Por: Javier Diez Canseco
Luego de
una impresionante agonía entendida como lucha y voluntad personal, social y
política de persistir en un camino de transformaciones indiscutible, Hugo
Chávez ha muerto. Una campaña electoral de las más intensas que lo llevó a
viajar por todo el país y a exigirse al máximo le dio una contundente victoria
frente a su opositor Capriles y le dio una consistente mayoría en las regiones
y el Congreso. Chávez murió en su ley, entregándolo todo al ideal que había
abrazado más allá de cualquier bienestar o placer personal. Para una gran
mayoría ha sido una expresión de tenacidad y de convicción extraordinaria,
digna de respeto y expresión de su amor a su país. Para otros –de estrecha
visión y escasa profundidad ética– ha sido el momento para auparse al grito de
“Viva la muerte” que espetó el general franquista que ocupó la universidad
española que don Miguel de Unamuno conducía en la guerra civil española, quien
no solo le respondió sino lo echó de la casa de estudios.
En el
Perú hay quienes han respondido a la muerte de Chávez sin altura y evidenciando
una extraordinaria pequeñez ética, más allá de sus discrepancias. Quienes han
celebrado la muerte por encima de la vida y el respeto a las relaciones
soberanas y solidarias que deberían regir entre países que forman parte del
proyecto integrador más interesante hoy en el mundo, el de la integración
suramericana.
¿Quién
puede imaginarse Unasur, Celac, los planes de Integración Energética y Vial,
las posibilidades del Banco del Sur, la integración militar suramericana para
recuperar autonomía, la defensa de los espacios de autonomía regional que hoy
representan Brasil, Argentina, Uruguay, Venezuela, Chile, Ecuador, Bolivia y
otros que están en camino, sin Hugo Chávez?
Cuando se
escriba la historia se verá que esta oleada por la segunda y definitiva
emancipación tuvo a este personaje –más allá de sus aciertos y desaciertos, de
sus excesos y carencias, de sus arbitrariedades y justezas– como un eje
central.
Es
mezquino también no reconocer a Chávez lo que le reconoce su propio pueblo.

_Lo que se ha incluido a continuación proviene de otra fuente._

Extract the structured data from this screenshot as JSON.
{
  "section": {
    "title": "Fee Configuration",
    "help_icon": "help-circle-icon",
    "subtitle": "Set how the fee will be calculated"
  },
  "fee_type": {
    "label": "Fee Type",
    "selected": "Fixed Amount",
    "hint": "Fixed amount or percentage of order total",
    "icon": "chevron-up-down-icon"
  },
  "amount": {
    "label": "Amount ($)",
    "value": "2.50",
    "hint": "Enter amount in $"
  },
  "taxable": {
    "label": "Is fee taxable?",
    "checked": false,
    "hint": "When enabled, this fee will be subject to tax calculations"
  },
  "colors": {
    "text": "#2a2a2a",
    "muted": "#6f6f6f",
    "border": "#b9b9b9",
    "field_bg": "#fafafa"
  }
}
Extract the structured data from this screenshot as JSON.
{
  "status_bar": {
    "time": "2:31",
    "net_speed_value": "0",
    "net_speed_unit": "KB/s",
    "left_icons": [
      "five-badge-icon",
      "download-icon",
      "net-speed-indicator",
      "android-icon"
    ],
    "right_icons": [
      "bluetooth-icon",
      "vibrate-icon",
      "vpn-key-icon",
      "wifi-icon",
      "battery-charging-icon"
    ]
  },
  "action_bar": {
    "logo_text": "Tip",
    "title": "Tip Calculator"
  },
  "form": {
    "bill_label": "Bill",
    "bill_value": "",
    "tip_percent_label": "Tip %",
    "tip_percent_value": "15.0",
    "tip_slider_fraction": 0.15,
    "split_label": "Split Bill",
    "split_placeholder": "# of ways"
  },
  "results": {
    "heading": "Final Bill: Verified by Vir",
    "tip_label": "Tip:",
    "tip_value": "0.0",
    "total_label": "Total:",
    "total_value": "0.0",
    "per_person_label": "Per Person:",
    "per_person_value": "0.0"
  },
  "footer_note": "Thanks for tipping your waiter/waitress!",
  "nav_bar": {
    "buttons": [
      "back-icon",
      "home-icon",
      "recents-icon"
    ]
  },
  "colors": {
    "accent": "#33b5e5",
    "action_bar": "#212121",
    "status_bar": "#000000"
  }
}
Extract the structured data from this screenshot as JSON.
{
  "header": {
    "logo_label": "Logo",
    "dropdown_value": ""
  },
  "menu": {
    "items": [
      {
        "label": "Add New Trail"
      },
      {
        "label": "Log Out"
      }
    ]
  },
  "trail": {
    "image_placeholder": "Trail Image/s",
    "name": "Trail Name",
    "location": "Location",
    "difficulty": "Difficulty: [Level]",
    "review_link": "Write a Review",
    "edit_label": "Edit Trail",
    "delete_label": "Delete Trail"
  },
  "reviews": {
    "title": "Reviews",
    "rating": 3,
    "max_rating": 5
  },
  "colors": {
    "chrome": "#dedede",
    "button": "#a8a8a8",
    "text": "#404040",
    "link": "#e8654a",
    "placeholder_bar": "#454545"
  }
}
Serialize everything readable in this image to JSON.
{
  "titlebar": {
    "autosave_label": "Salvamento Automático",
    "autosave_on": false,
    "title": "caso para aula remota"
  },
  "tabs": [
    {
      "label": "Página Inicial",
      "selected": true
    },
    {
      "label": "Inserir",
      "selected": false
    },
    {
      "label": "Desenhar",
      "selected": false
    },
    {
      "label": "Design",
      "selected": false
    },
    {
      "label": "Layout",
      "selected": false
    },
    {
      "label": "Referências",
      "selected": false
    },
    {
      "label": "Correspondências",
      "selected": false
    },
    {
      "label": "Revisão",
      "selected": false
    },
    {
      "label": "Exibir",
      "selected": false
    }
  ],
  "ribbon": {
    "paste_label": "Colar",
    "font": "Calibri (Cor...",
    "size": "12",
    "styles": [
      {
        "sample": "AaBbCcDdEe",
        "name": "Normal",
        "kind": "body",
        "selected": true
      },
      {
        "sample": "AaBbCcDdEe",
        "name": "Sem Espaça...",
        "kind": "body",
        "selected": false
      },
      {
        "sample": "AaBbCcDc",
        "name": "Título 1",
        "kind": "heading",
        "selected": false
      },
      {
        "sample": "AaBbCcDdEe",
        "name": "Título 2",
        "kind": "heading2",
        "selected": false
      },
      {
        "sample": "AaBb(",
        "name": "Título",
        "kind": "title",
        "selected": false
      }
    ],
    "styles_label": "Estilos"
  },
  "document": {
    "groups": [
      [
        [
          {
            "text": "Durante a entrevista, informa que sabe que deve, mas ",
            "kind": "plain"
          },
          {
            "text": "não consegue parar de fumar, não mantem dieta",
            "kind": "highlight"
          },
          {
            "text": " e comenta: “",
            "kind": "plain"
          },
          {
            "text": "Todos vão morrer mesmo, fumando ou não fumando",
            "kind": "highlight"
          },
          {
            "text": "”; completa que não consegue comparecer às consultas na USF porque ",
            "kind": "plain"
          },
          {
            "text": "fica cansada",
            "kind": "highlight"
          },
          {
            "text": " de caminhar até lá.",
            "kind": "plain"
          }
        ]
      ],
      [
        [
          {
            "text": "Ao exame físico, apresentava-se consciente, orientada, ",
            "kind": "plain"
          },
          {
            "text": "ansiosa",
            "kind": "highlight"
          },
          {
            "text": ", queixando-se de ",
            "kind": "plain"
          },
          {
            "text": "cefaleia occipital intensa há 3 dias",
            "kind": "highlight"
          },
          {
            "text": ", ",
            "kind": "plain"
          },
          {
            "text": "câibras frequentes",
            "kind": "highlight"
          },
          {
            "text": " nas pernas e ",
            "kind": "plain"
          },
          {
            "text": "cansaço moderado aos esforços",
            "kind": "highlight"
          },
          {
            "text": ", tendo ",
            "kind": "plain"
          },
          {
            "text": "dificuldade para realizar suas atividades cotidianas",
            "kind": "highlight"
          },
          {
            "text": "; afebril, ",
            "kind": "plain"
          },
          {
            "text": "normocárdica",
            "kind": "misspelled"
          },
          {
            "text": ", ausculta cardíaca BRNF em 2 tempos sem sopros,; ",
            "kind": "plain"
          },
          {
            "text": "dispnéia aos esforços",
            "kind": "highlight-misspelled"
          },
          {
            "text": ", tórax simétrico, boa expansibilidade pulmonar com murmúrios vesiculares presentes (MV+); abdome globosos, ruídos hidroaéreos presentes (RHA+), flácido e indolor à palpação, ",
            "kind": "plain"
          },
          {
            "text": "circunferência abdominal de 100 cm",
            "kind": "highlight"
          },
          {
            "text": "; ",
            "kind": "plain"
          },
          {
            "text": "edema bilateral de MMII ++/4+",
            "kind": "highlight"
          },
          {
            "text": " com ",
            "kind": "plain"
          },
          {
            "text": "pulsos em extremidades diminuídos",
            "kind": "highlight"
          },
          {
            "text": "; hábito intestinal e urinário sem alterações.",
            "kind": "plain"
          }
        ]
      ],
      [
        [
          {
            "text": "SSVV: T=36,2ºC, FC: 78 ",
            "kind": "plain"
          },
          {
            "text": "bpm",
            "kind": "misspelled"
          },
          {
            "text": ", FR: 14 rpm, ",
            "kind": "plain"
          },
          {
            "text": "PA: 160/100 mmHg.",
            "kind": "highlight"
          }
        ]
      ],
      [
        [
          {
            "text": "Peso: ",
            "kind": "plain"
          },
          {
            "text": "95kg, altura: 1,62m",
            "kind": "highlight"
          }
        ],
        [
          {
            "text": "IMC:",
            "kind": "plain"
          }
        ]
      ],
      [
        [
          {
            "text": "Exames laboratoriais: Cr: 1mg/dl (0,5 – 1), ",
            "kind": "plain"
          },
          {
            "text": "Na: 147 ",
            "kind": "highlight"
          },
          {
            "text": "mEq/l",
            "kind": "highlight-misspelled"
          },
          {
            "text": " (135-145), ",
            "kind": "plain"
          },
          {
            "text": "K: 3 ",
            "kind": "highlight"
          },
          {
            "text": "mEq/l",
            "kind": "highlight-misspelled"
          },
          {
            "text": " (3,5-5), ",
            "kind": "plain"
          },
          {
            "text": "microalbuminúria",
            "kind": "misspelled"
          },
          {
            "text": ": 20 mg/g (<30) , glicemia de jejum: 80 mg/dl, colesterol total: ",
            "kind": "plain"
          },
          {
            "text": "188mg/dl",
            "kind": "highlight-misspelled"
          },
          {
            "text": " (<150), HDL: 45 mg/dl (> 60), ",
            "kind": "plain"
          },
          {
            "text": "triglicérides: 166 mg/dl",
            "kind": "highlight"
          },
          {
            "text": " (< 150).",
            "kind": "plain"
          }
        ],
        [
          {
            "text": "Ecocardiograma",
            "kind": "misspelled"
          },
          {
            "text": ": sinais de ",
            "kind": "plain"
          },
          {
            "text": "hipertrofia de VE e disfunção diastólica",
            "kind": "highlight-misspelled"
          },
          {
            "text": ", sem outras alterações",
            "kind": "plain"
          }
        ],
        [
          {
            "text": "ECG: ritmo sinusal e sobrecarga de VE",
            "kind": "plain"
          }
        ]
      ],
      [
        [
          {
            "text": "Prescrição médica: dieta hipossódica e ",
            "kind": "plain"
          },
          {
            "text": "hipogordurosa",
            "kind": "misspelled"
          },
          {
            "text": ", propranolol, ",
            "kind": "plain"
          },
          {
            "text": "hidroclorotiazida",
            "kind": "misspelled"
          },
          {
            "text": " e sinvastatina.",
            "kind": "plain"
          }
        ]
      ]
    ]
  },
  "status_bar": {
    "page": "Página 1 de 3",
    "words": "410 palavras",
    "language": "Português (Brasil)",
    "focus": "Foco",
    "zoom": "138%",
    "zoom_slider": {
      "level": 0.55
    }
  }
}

Venezuela es uno de los países con los índices más altos de satisfacción de las
condiciones de vida y que ha logrado profundísimos niveles de redistribución de
la riqueza generada por los recursos naturales para mejorar la calidad de vida.
Empata con Finlandia en el 5º lugar de los países donde la población está más
feliz, según Gallup 2010. En Venezuela, la pobreza cayó de 71% en 1996 a 21% el
2010; la extrema bajó de 40% a 7%. La desigualdad se redujo 54% (la menor en
AL). Las pensiones de jubilación aumentaron de 387.000 a 2.100.000 personas. En
educación, 1 de cada 3 venezolanos (de toda edad) está en un programa. 72% de
infantes va a guarderías y 85% de niños en edad escolar a la escuela. En el 98,
el 21% de la población era desnutrida; hoy el 5%. La mortalidad infantil bajó
de 25 por 1.000 (1990) a 13 por 1.000 (2010). Un país que ha hecho
extraordinarios avances en salud como me contara un médico en la clínica en la
que hoy me atiendo una neoplasia.
Finalmente,
si comparamos a Venezuela con Perú en la satisfacción que hay frente al régimen
democrático veremos notorias diferencias. No se trata de un paraíso ni que la
delincuencia y la corrupción no sean un flagelo, pero no dictemos cátedra desde
esta parte de América Latina en la que el Perú ocupa los últimos lugares en
educación y salud.
No cabe
duda de que la figura de Chávez transformó el escenario político del siglo XXI.
La falta de grandeza ante su muerte no solo implica una falta de respeto frente
a un personaje que impactó en el escenario regional y mundial; conlleva además
un desprecio ante el valor de la vida.
Chávez ha muerto pero no se ha ido. Más allá de
contradicciones y pugnas, que vemos en todas las fuerzas políticas y en todos
los países del mundo, el chavismo es hoy un árbol vigoroso y fuerte cuyo
prestigio y significación crecerán. Como dijo Choquehuanca a Bolívar: “Con los
siglos crecerá vuestra gloria como crece la sombra cuando el sol declina”
(1825). Esta vez, el discípulo de Bolívar no murió en el olvido ni en el abandono,
murió en olor de multitud, una marea roja en Venezuela y millones de
latinoamericanos que hoy hacen son del viento que agita la bandera de la unidad
subcontinental. Casi dos siglos después de su muerte nadie podrá negar que la
espada de Bolívar cabalga por América Latina. Ojalá Venezuela asuma, con los
demás, esta extraordinaria responsabilidad.